In mathematics, a constant term (sometimes referred to as a free term) is a term in an algebraic expression that does not contain any variables and therefore is constant. For example, in the quadratic polynomial ${\displaystyle x^{2}+2x+3}$, the number 3 is a constant term.

After like terms are combined, an algebraic expression will have at most one constant term. Thus, it is common to speak of the quadratic polynomial ${\displaystyle ax^{2}+bx+c}$, where ${\displaystyle x}$ is the variable, as having a constant term of ${\displaystyle c}$. If the constant term is 0, then it will conventionally be omitted when the quadratic is written out.

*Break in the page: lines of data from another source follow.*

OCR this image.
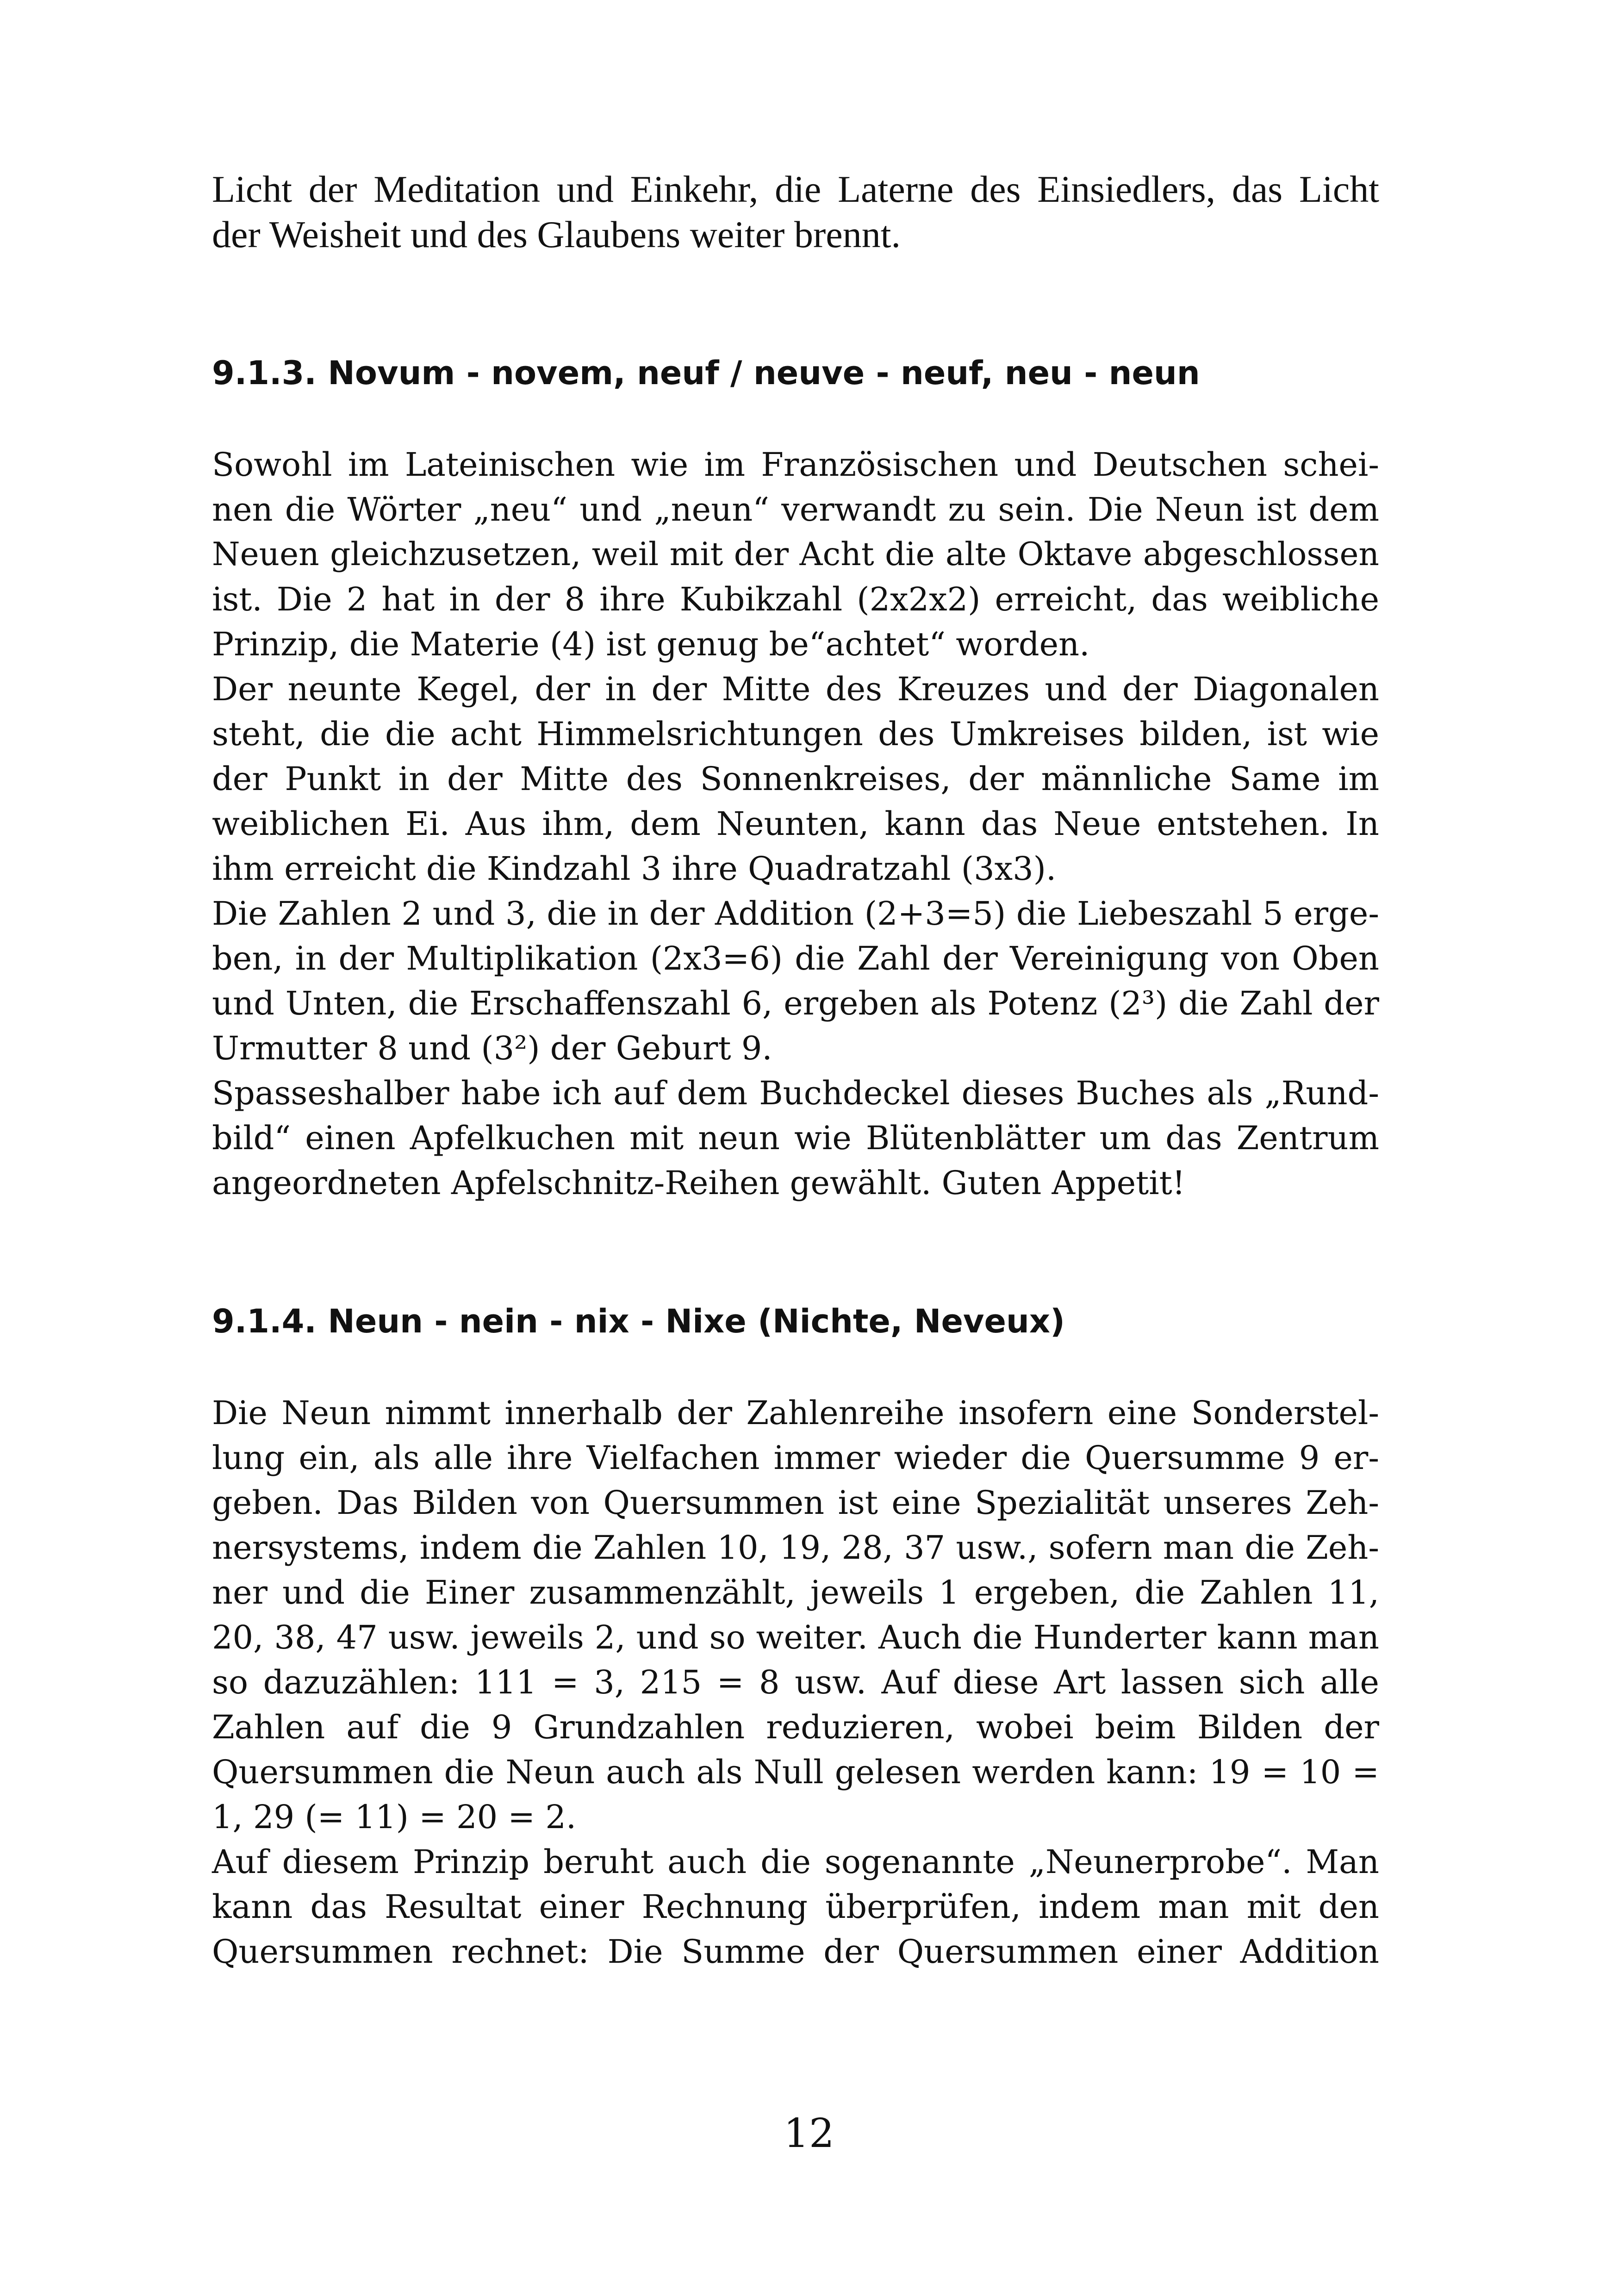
Licht der Meditation und Einkehr, die Laterne des Einsiedlers, das Licht
der Weisheit und des Glaubens weiter brennt.

9.1.3. Novum - novem, neuf / neuve - neuf, neu - neun

Sowohl im Lateinischen wie im Französischen und Deutschen schei-
nen die Wörter „neu“ und „neun“ verwandt zu sein. Die Neun ist dem
Neuen gleichzusetzen, weil mit der Acht die alte Oktave abgeschlossen
ist. Die 2 hat in der 8 ihre Kubikzahl (2x2x2) erreicht, das weibliche
Prinzip, die Materie (4) ist genug be“achtet“ worden.

Der neunte Kegel, der in der Mitte des Kreuzes und der Diagonalen
steht, die die acht Himmelsrichtungen des Umkreises bilden, ist wie
der Punkt in der Mitte des Sonnenkreises, der männliche Same im
weiblichen Ei. Aus ihm, dem Neunten, kann das Neue entstehen. In
ihm erreicht die Kindzahl 3 ihre Quadratzahl (3x3).

Die Zahlen 2 und 3, die in der Addition (2+3=5) die Liebeszahl 5 erge-
ben, in der Multiplikation (2x3=6) die Zahl der Vereinigung von Oben
und Unten, die Erschaffenszahl 6, ergeben als Potenz (2³) die Zahl der
Urmutter 8 und (3²) der Geburt 9.

Spasseshalber habe ich auf dem Buchdeckel dieses Buches als „Rund-
bild“ einen Apfelkuchen mit neun wie Blütenblätter um das Zentrum
angeordneten Apfelschnitz-Reihen gewählt. Guten Appetit!

9.1.4. Neun - nein - nix - Nixe (Nichte, Neveux)

Die Neun nimmt innerhalb der Zahlenreihe insofern eine Sonderstel-
lung ein, als alle ihre Vielfachen immer wieder die Quersumme 9 er-
geben. Das Bilden von Quersummen ist eine Spezialität unseres Zeh-
nersystems, indem die Zahlen 10, 19, 28, 37 usw., sofern man die Zeh-
ner und die Einer zusammenzählt, jeweils 1 ergeben, die Zahlen 11,
20, 38, 47 usw. jeweils 2, und so weiter. Auch die Hunderter kann man
so dazuzählen: 111 = 3, 215 = 8 usw. Auf diese Art lassen sich alle
Zahlen auf die 9 Grundzahlen reduzieren, wobei beim Bilden der
Quersummen die Neun auch als Null gelesen werden kann: 19 = 10 =
1, 29 (= 11) = 20 = 2.

Auf diesem Prinzip beruht auch die sogenannte „Neunerprobe“. Man
kann das Resultat einer Rechnung überprüfen, indem man mit den
Quersummen rechnet: Die Summe der Quersummen einer Addition

12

Any polynomial written in standard form has a unique constant term, which can be considered a coefficient of ${\displaystyle x^{0}}$. In particular, the constant term will always be the lowest degree term of the polynomial. This also applies to multivariate polynomials. For example, the polynomial ${\displaystyle x^{2}+2xy+y^{2}-2x+2y-4}$ has a constant term of −4, which can be considered to be the coefficient of ${\displaystyle x^{0}y^{0}}$, where the variables are eliminated by being exponentiated to 0 (since any non-zero number exponentiated to 0 becomes 1). For any polynomial, the constant term can be obtained by substituting in 0 instead of each variable; thus, eliminating each variable. The concept of exponentiation to 0 can be applied to power series and other types of series, for example in this power series: $${\displaystyle a_{0}+a_{1}x+a_{2}x^{2}+a_{3}x^{3}+\cdots }$$ ${\displaystyle a_{0}}$ is the constant term.